4:16AM PDT on Mar 24, 2011

Health insurance costs were supposed to go down, from what obama said. Instead they have risen!

3:46AM PDT on Mar 24, 2011

tks

4:23PM PDT on Mar 23, 2011

Affects me not, but I support it 101%.

12:30PM PDT on Mar 23, 2011

As a health insurance broker/agent I applaud the efforts to achieve universal healthcare. be honest I would have preferred a single payer system or failing that at least a public option. I think the thing that people really object to is the mandate requiring people to buy their coverage from private insurance companies. If it had been up to me I would not require people to buy coverage but would impose a reasonable waiting period like 6 months for pre-existing conditions if people didn't have continuous coverage as mandated by HIPAA, that is no more than a 62 day lapse. In that way insurers would be protected from people waiting to buy coverage when they get sick or need a proceedure.

I work very hard to help my clients find and access health insurance. There is a provision called MLR (medical loss ratio) that requires insurers to spend at least 80% for individual and small group or 85% for large group benefits. But my commissions are not considered benefits. This causes insurers to slash commissions and market plans directly without the public having the benefit of independent agents working for them. The agents commissions should be counted as benefits to the policy holders not as overhead of the insurance companies. H. R. 1206 would amend this oversight.

12:09PM PDT on Mar 23, 2011

The biggest flaw in the ACA is that the vast majority of those who would benefit still have not been affected by it.

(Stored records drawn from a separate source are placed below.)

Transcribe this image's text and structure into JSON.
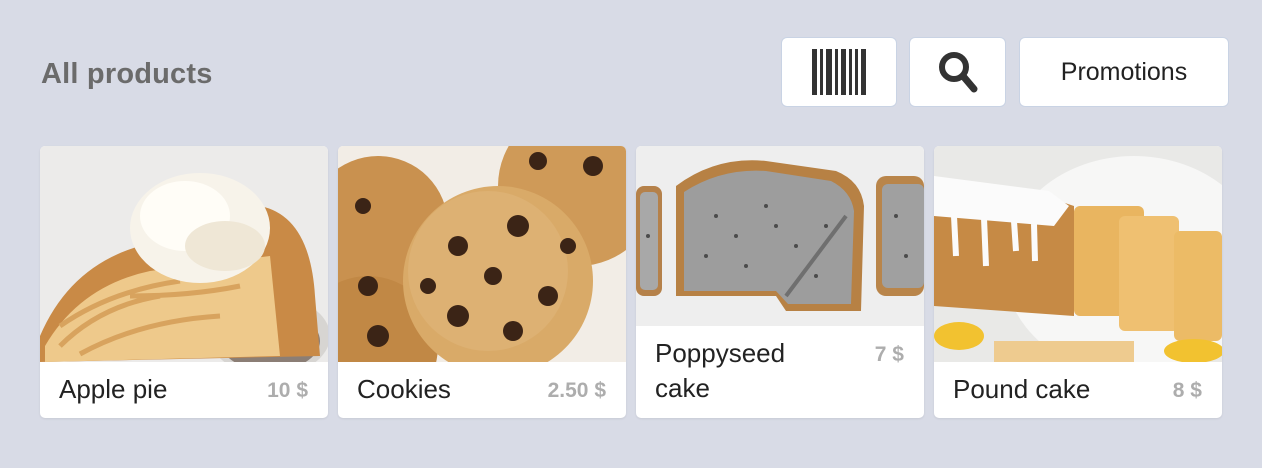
{
  "header": {
    "title": "All products",
    "promotions_label": "Promotions"
  },
  "icons": {
    "barcode": "barcode-icon",
    "search": "search-icon"
  },
  "products": [
    {
      "name": "Apple pie",
      "price": "10 $",
      "image": "apple-pie-image"
    },
    {
      "name": "Cookies",
      "price": "2.50 $",
      "image": "cookies-image"
    },
    {
      "name": "Poppyseed cake",
      "price": "7 $",
      "image": "poppyseed-cake-image"
    },
    {
      "name": "Pound cake",
      "price": "8 $",
      "image": "pound-cake-image"
    }
  ]
}
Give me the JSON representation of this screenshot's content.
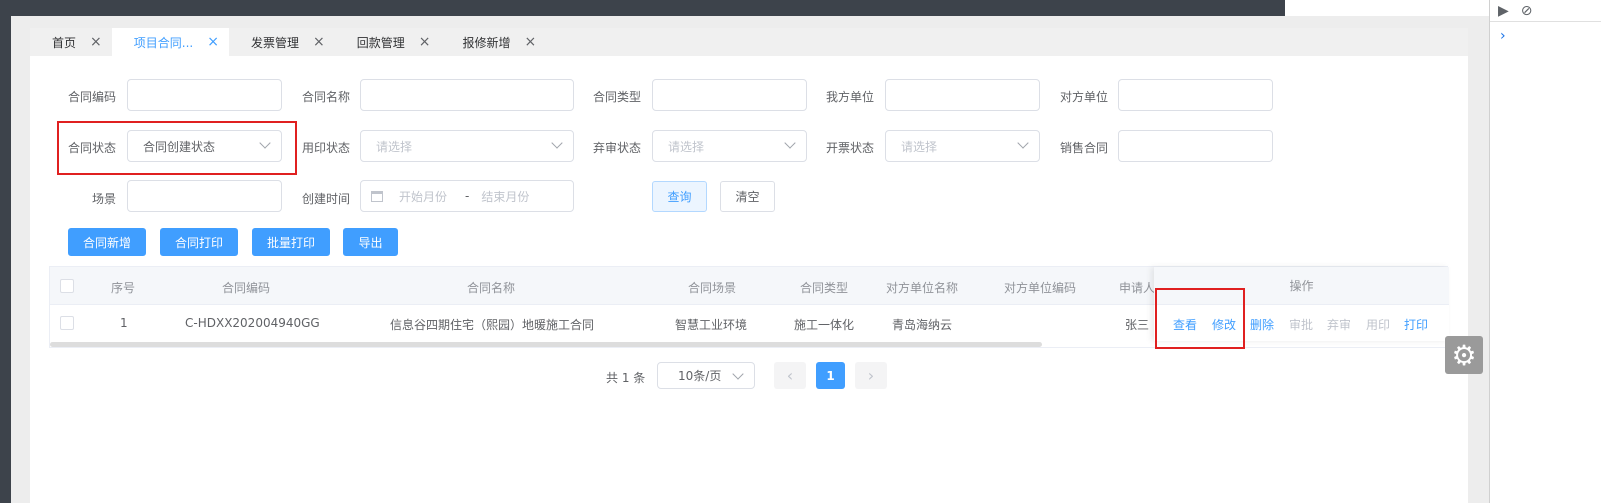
{
  "tabs": [
    {
      "label": "首页"
    },
    {
      "label": "项目合同..."
    },
    {
      "label": "发票管理"
    },
    {
      "label": "回款管理"
    },
    {
      "label": "报修新增"
    }
  ],
  "filters": {
    "contract_code": "合同编码",
    "contract_name": "合同名称",
    "contract_type": "合同类型",
    "our_unit": "我方单位",
    "counter_unit": "对方单位",
    "contract_status": "合同状态",
    "contract_status_value": "合同创建状态",
    "seal_status": "用印状态",
    "abandon_status": "弃审状态",
    "invoice_status": "开票状态",
    "sales_contract": "销售合同",
    "scene": "场景",
    "create_time": "创建时间",
    "select_placeholder": "请选择",
    "start_month": "开始月份",
    "end_month": "结束月份",
    "range_sep": "-",
    "query": "查询",
    "clear": "清空"
  },
  "actions": {
    "add": "合同新增",
    "print": "合同打印",
    "batch_print": "批量打印",
    "export": "导出"
  },
  "table": {
    "headers": {
      "index": "序号",
      "code": "合同编码",
      "name": "合同名称",
      "scene": "合同场景",
      "type": "合同类型",
      "counter_name": "对方单位名称",
      "counter_code": "对方单位编码",
      "applicant": "申请人",
      "ops": "操作"
    },
    "rows": [
      {
        "index": "1",
        "code": "C-HDXX202004940GG",
        "name": "信息谷四期住宅（熙园）地暖施工合同",
        "scene": "智慧工业环境",
        "type": "施工一体化",
        "counter_name": "青岛海纳云",
        "counter_code": "",
        "applicant": "张三",
        "ops": {
          "view": "查看",
          "edit": "修改",
          "delete": "删除",
          "approve": "审批",
          "abandon": "弃审",
          "seal": "用印",
          "print": "打印"
        }
      }
    ]
  },
  "pagination": {
    "total": "共 1 条",
    "page_size": "10条/页",
    "current": "1",
    "prev": "‹",
    "next": "›"
  },
  "colors": {
    "primary": "#409eff",
    "highlight_box": "#e02020",
    "sidebar": "#3d434b"
  }
}
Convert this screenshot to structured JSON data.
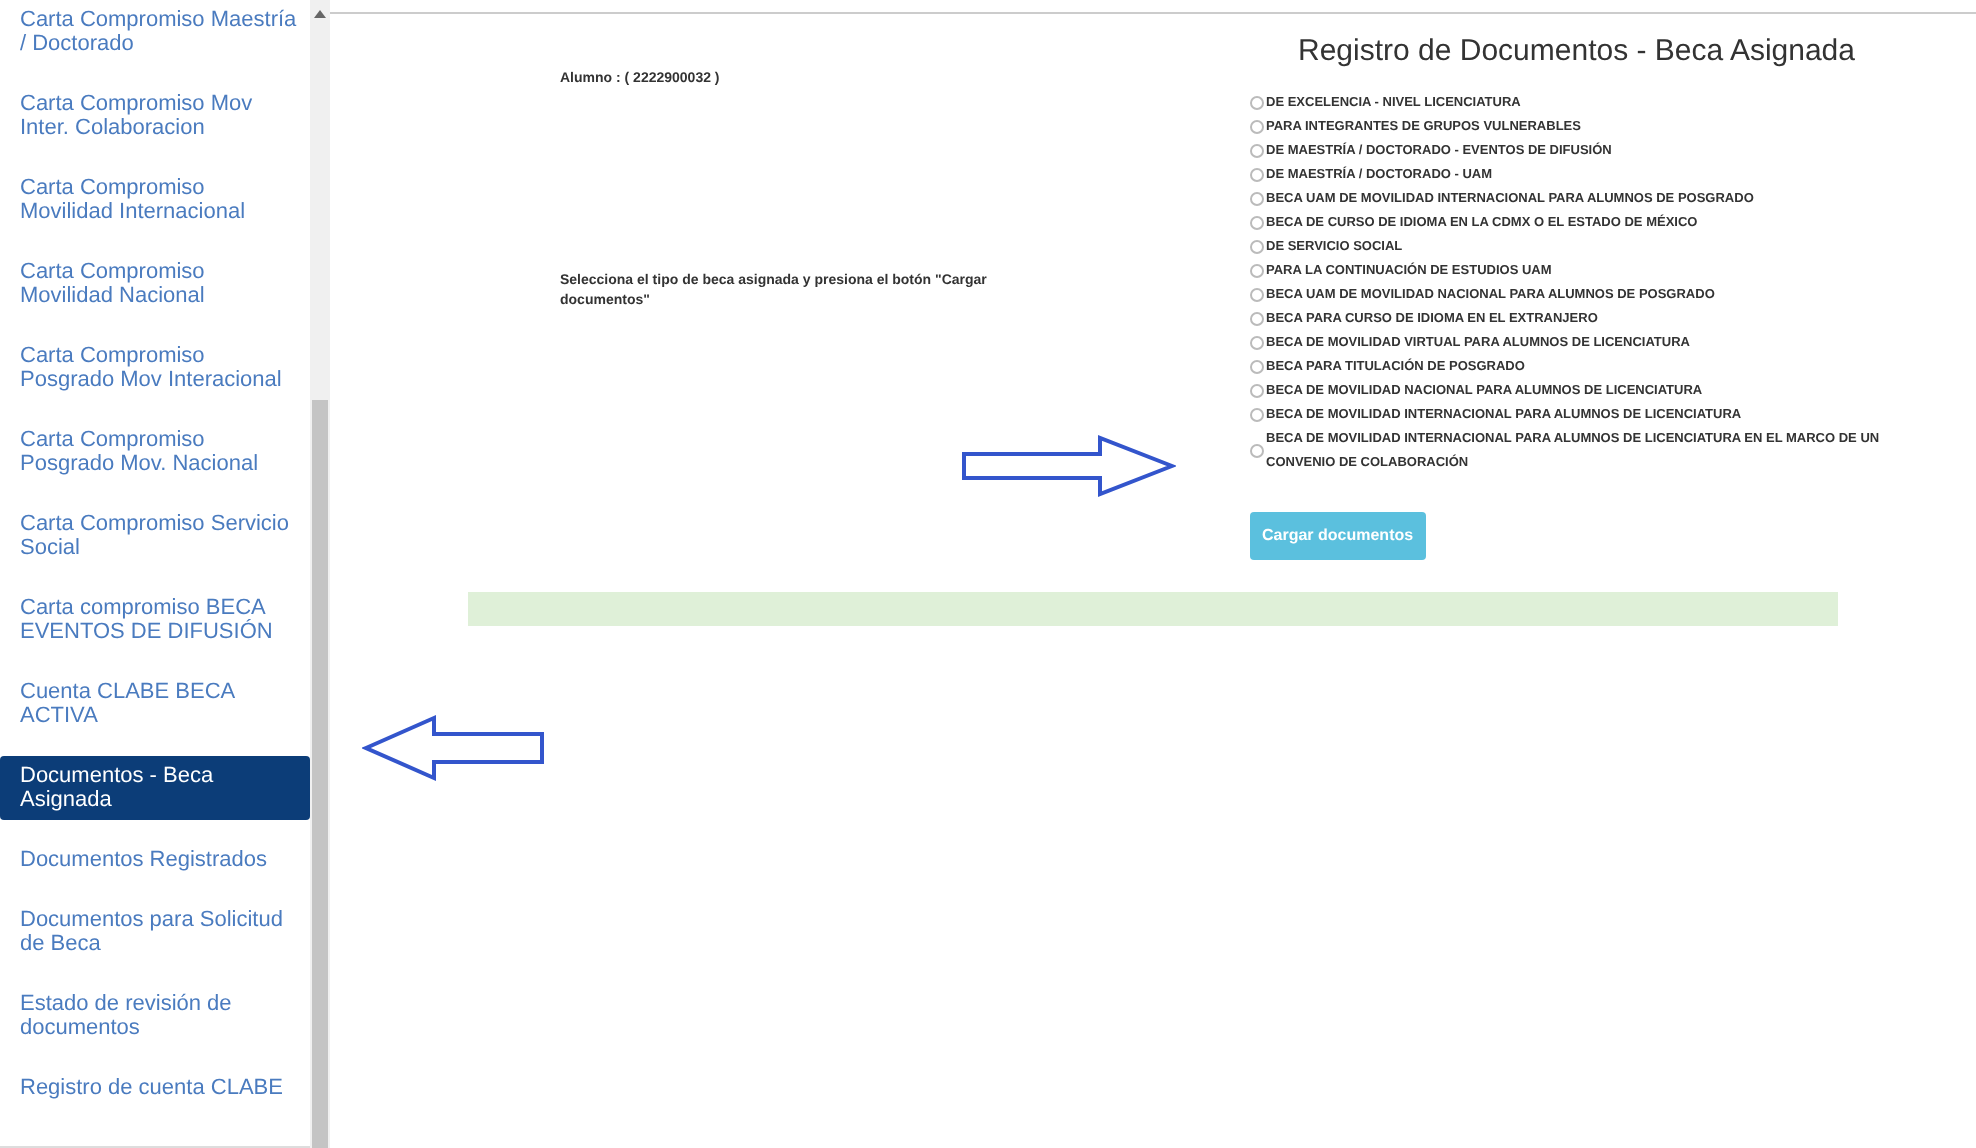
{
  "sidebar": {
    "items": [
      {
        "label": "Carta Compromiso Maestría / Doctorado",
        "selected": false
      },
      {
        "label": "Carta Compromiso Mov Inter. Colaboracion",
        "selected": false
      },
      {
        "label": "Carta Compromiso Movilidad Internacional",
        "selected": false
      },
      {
        "label": "Carta Compromiso Movilidad Nacional",
        "selected": false
      },
      {
        "label": "Carta Compromiso Posgrado Mov Interacional",
        "selected": false
      },
      {
        "label": "Carta Compromiso Posgrado Mov. Nacional",
        "selected": false
      },
      {
        "label": "Carta Compromiso Servicio Social",
        "selected": false
      },
      {
        "label": "Carta compromiso BECA EVENTOS DE DIFUSIÓN",
        "selected": false
      },
      {
        "label": "Cuenta CLABE BECA ACTIVA",
        "selected": false
      },
      {
        "label": "Documentos - Beca Asignada",
        "selected": true
      },
      {
        "label": "Documentos Registrados",
        "selected": false
      },
      {
        "label": "Documentos para Solicitud de Beca",
        "selected": false
      },
      {
        "label": "Estado de revisión de documentos",
        "selected": false
      },
      {
        "label": "Registro de cuenta CLABE",
        "selected": false
      }
    ]
  },
  "main": {
    "title": "Registro de Documentos - Beca Asignada",
    "student": "Alumno : ( 2222900032 )",
    "instruction": "Selecciona el tipo de beca asignada y presiona el botón \"Cargar documentos\"",
    "options": [
      {
        "label": "DE EXCELENCIA - NIVEL LICENCIATURA",
        "selected": false
      },
      {
        "label": "PARA INTEGRANTES DE GRUPOS VULNERABLES",
        "selected": false
      },
      {
        "label": "DE MAESTRÍA / DOCTORADO - EVENTOS DE DIFUSIÓN",
        "selected": false
      },
      {
        "label": "DE MAESTRÍA / DOCTORADO - UAM",
        "selected": false
      },
      {
        "label": "BECA UAM DE MOVILIDAD INTERNACIONAL PARA ALUMNOS DE POSGRADO",
        "selected": false
      },
      {
        "label": "BECA DE CURSO DE IDIOMA EN LA CDMX O EL ESTADO DE MÉXICO",
        "selected": false
      },
      {
        "label": "DE SERVICIO SOCIAL",
        "selected": false
      },
      {
        "label": "PARA LA CONTINUACIÓN DE ESTUDIOS UAM",
        "selected": false
      },
      {
        "label": "BECA UAM DE MOVILIDAD NACIONAL PARA ALUMNOS DE POSGRADO",
        "selected": false
      },
      {
        "label": "BECA PARA CURSO DE IDIOMA EN EL EXTRANJERO",
        "selected": false
      },
      {
        "label": "BECA DE MOVILIDAD VIRTUAL PARA ALUMNOS DE LICENCIATURA",
        "selected": false
      },
      {
        "label": "BECA PARA TITULACIÓN DE POSGRADO",
        "selected": false
      },
      {
        "label": "BECA DE MOVILIDAD NACIONAL PARA ALUMNOS DE LICENCIATURA",
        "selected": false
      },
      {
        "label": "BECA DE MOVILIDAD INTERNACIONAL PARA ALUMNOS DE LICENCIATURA",
        "selected": false
      },
      {
        "label": "BECA DE MOVILIDAD INTERNACIONAL PARA ALUMNOS DE LICENCIATURA EN EL MARCO DE UN CONVENIO DE COLABORACIÓN",
        "selected": false
      }
    ],
    "button": "Cargar documentos"
  }
}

I think it makes it hard for people to support this bill when they won't see any benefit for another 3 years. By then any support it may have had will have long disappeared. It left this bill without a constituency that can rally behind it.

8:54AM PDT on Mar 23, 2011

thx

7:09AM PDT on Mar 23, 2011

Thanks for the info.

6:47AM PDT on Mar 23, 2011

Liberty G: Little Star in the other health article makes one critical point - a devastating fact about the Health Care "Reform" bill is that large numbers of uninsured people simply can't afford to pay premiums. And, "subsidies" will be offered to only a tiny percentage of those. And, even if the premiums are covered, co-pays and deductibles will prevent these folks from actual access to care.

The second elephant in the room is - it is all very well to say that there shouldn't be limits on paying for needed care, but - where is all that money coming from? Since many of those mentioned in my first paragraph will only pay a small yearly fine, and the government is broke - who can doubt that premiums for the rest will soar?

The bottom line - we won't have universal health care until:
1. We take the profit motive out of the system.
2. We include affordable & effective alternative medical options in the mix (as do other countries with lower costs & better health results).

The best possibility that was floated during the debate was the idea of regional or state consumer health care cooperatives. These would be directly run and controlled by the people themselves, eliminate the middle man ("insurance"), allow choice to participants and deny big bucks to corporate entities.